• Seems obvious but make sure you take their collar, leash, food and water. We generally use food and water bowls from home as they are familiar.
  • Sort out sleeping. There are a few options here:
    • Collapsible crates are excellent if your dog is crate trained.
    • A short lead and bed outside to keep them safe. This might seem a bit harsh but some breeds respond well to this.
    • Have them in the tent with you (this can end badly and very messily if you don’t wake up quickly enough to let them out in the night after all that cow poo and creek water hits their bowels – trust me on this one).
    • My preferred option is to have them in the back of the ute (with a canopy). It is kind of like using a crate but dogs are together (I have a Labrador and a Kelpie).  They have space to move around, can have a window open for air and can have water if it is a hot night.  You could probably use a car or wagon the same way.

Our Dogs Milo And Bailey



There would be many other methods I’m sure but these are what I use.  Just make sure your dog knows that when put wherever you prefer that they know the day is over and it is chill time.

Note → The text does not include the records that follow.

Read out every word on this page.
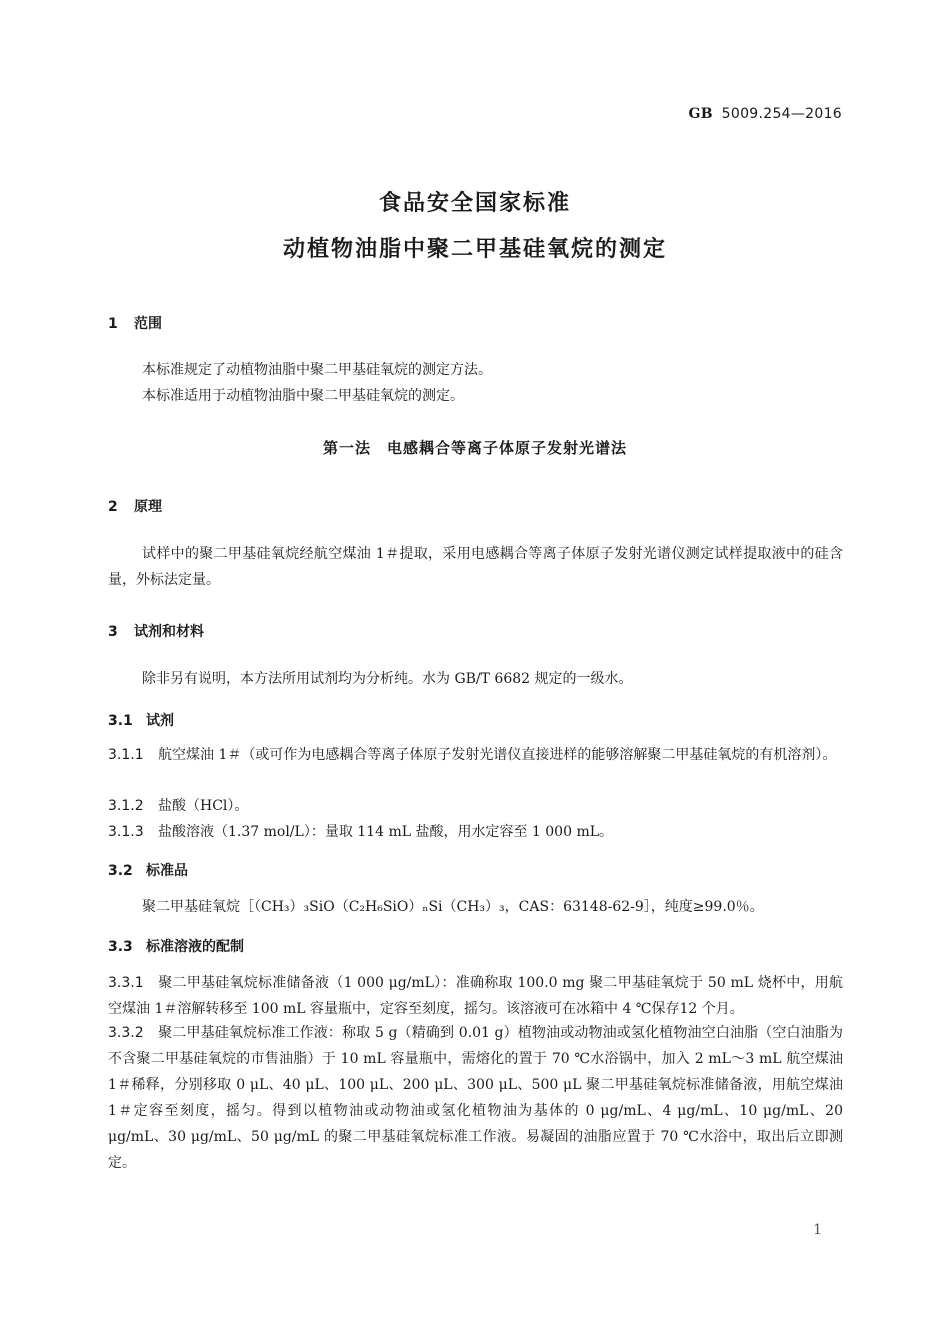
GB 5009.254—2016
食品安全国家标准
动植物油脂中聚二甲基硅氧烷的测定
1 范围
本标准规定了动植物油脂中聚二甲基硅氧烷的测定方法。
本标准适用于动植物油脂中聚二甲基硅氧烷的测定。
第一法　电感耦合等离子体原子发射光谱法
2 原理
试样中的聚二甲基硅氧烷经航空煤油 1＃提取，采用电感耦合等离子体原子发射光谱仪测定试样提取液中的硅含量，外标法定量。
3 试剂和材料
除非另有说明，本方法所用试剂均为分析纯。水为 GB/T 6682 规定的一级水。
3.1 试剂
3.1.1 航空煤油 1＃（或可作为电感耦合等离子体原子发射光谱仪直接进样的能够溶解聚二甲基硅氧烷的有机溶剂）。
3.1.2 盐酸（HCl）。
3.1.3 盐酸溶液（1.37 mol/L）：量取 114 mL 盐酸，用水定容至 1 000 mL。
3.2 标准品
聚二甲基硅氧烷［（CH₃）₃SiO（C₂H₆SiO）ₙSi（CH₃）₃，CAS：63148-62-9］，纯度≥99.0％。
3.3 标准溶液的配制
3.3.1 聚二甲基硅氧烷标准储备液（1 000 μg/mL）：准确称取 100.0 mg 聚二甲基硅氧烷于 50 mL 烧杯中，用航空煤油 1＃溶解转移至 100 mL 容量瓶中，定容至刻度，摇匀。该溶液可在冰箱中 4 ℃保存12 个月。
3.3.2 聚二甲基硅氧烷标准工作液：称取 5 g（精确到 0.01 g）植物油或动物油或氢化植物油空白油脂（空白油脂为不含聚二甲基硅氧烷的市售油脂）于 10 mL 容量瓶中，需熔化的置于 70 ℃水浴锅中，加入 2 mL～3 mL 航空煤油 1＃稀释，分别移取 0 μL、40 μL、100 μL、200 μL、300 μL、500 μL 聚二甲基硅氧烷标准储备液，用航空煤油 1＃定容至刻度，摇匀。得到以植物油或动物油或氢化植物油为基体的 0 μg/mL、4 μg/mL、10 μg/mL、20 μg/mL、30 μg/mL、50 μg/mL 的聚二甲基硅氧烷标准工作液。易凝固的油脂应置于 70 ℃水浴中，取出后立即测定。
1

  • Use tick protection, frontline/revolution etc. While I do not use these at home due to chemicals, they are a must when camping as there are many paralysis ticks and cattle ticks everywhere.  If you do not use them then you must fully check your dog a couple of times a day.
  • While we prefer not to leave our dogs at camp alone, if it is absolutely unavoidable a long lead or tether words well if you do not trust your dog to stay at camp. They will then have a large range of motion.  You can even feed the handle of your lead through the winch cable and run it to a tree 20m away in a pinch.
  • Take the dog regularly camping in small trips first (even as a young puppy) to get them used to it. You dogs will absolutely love it and you will as well.
  • Anywhere you go, beware of wild dog baits. They do not discriminate between wild dogs and your beloved pet.  They are very bad.
  • Take your dog on lots of walks, off lead if possible. We even have one of ours trained to follow the kids if they go for a walk by themselves.  You will just need to make sure if they are off lead that they will come back when called – even if they are interested in the kangaroo jumping through the paddock or cow walking through camp.
  • Finally, once home give them a full check over for ticks, cuts and scrapes and attend to these as soon as possible. We camped with a family once whose dog cut his foot on a rock and they waited 2 days to take him to the vet, by which time the very deep cut had gotten infected and was quite expensive to treat.